Vicente Campillo

Personal information
- Full name: Vicente Carlos Campillo Candel
- Date of birth: 22 April 1951 (age 73)
- Place of birth: Santomera, Spain

Youth career
- Murcia

Senior career*
- Years: Team / Apps / (Gls)
- Murcia B

Managerial career
- 1978–1979: Santomera
- 1979–1980: Molinense
- 1982–1983: Muleño
- 1983–1984: Torrevieja
- 1984–1985: Murcia B
- 1985–1986: Murcia
- 1987–1988: Córdoba
- 1989–1990: Orihuela Deportiva
- 1990–1992: Hércules
- 1993: Murcia
- 1995: Extremadura
- 1996–1997: Écija
- 1997–1998: Murcia
- 1999: Xerez
- 2000–2001: Cacereño
- 2002: Linares
- 2004: Cartagena
- 2006: Algeciras
- 2006: Orihuela

= Vicente Campillo =

Spanish football manager (born 1951)

Vicente Carlos Campillo Candel (born 22 April 1951) is a retired Spanish football player and manager.

==Career==
Born in Santomera, Region of Murcia, Campillo's career as a player ended prematurely due to a knee injury.

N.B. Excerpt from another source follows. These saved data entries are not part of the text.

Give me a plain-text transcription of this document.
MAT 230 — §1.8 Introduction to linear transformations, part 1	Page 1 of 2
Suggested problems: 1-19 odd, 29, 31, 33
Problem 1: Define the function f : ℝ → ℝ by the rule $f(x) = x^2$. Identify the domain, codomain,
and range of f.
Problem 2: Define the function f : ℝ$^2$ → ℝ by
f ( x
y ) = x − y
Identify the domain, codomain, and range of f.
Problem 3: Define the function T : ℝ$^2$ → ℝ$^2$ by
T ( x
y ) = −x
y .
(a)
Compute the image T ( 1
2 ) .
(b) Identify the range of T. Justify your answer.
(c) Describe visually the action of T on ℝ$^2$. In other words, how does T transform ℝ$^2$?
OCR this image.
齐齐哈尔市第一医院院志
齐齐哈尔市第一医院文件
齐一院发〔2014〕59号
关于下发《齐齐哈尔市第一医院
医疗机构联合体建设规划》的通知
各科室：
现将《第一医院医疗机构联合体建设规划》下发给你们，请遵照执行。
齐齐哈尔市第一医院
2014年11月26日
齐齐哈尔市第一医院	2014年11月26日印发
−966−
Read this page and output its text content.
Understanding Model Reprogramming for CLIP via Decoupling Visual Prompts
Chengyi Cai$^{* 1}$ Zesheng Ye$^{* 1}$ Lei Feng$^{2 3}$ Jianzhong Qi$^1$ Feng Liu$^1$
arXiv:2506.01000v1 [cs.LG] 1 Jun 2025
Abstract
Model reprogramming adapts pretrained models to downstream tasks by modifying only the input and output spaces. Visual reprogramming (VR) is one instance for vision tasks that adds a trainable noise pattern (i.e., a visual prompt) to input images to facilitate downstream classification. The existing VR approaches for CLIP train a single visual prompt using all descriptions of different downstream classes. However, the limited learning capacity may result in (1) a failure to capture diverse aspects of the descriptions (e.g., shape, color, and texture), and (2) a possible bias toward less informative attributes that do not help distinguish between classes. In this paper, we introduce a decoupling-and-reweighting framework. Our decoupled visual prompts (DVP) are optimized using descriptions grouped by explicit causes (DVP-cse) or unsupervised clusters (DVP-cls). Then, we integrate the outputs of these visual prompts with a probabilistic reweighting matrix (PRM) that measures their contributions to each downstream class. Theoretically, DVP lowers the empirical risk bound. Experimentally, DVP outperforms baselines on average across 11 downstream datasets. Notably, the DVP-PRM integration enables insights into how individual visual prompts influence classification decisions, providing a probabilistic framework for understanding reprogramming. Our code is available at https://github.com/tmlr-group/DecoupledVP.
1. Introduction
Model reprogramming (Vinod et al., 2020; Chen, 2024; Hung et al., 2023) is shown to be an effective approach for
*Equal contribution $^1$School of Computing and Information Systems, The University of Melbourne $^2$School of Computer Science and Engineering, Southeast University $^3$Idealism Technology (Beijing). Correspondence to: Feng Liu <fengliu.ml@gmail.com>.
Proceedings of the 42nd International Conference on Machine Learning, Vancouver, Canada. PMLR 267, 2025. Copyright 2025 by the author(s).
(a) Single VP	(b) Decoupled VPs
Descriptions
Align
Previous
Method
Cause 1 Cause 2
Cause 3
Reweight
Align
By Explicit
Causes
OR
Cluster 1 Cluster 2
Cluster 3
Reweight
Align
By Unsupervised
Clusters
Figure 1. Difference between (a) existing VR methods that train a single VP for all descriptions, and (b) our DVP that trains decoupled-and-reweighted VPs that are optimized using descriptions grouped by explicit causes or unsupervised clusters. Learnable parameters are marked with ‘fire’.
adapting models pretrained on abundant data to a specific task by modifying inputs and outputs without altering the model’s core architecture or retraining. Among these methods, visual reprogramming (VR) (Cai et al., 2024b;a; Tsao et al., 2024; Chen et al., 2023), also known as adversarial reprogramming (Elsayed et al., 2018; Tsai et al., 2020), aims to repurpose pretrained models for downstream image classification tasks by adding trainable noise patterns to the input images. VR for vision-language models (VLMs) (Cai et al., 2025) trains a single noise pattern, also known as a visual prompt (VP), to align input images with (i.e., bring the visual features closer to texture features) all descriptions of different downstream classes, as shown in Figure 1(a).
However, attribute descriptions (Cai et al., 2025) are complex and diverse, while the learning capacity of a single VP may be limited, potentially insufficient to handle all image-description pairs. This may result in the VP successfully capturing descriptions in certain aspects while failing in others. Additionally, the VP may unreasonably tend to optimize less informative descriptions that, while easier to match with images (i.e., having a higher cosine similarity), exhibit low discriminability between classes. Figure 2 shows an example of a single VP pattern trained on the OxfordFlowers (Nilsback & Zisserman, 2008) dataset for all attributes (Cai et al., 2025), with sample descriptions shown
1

In 1984, he became manager of Real Murcia's reserves and, late into the season, as the first team had already been virtually relegated from La Liga, he replaced Eusebio Ríos at the helm of the latter, going on to achieve promotion the following campaign, as champions.

Campillo was fired in early October 1986, following a 3–1 away loss against Real Betis. He was one of three coaches during that season, where the team ranked 11th after both the regular season and the second stage.

After leaving the Estadio de La Condomina, with the exception of three incomplete spells in Segunda División (being relegated with Murcia in 1994 and Écija Balompié in 1997) Campillo worked exclusively in the lower leagues. His last job was at Orihuela CF, where he was in charge until 20 November 2006.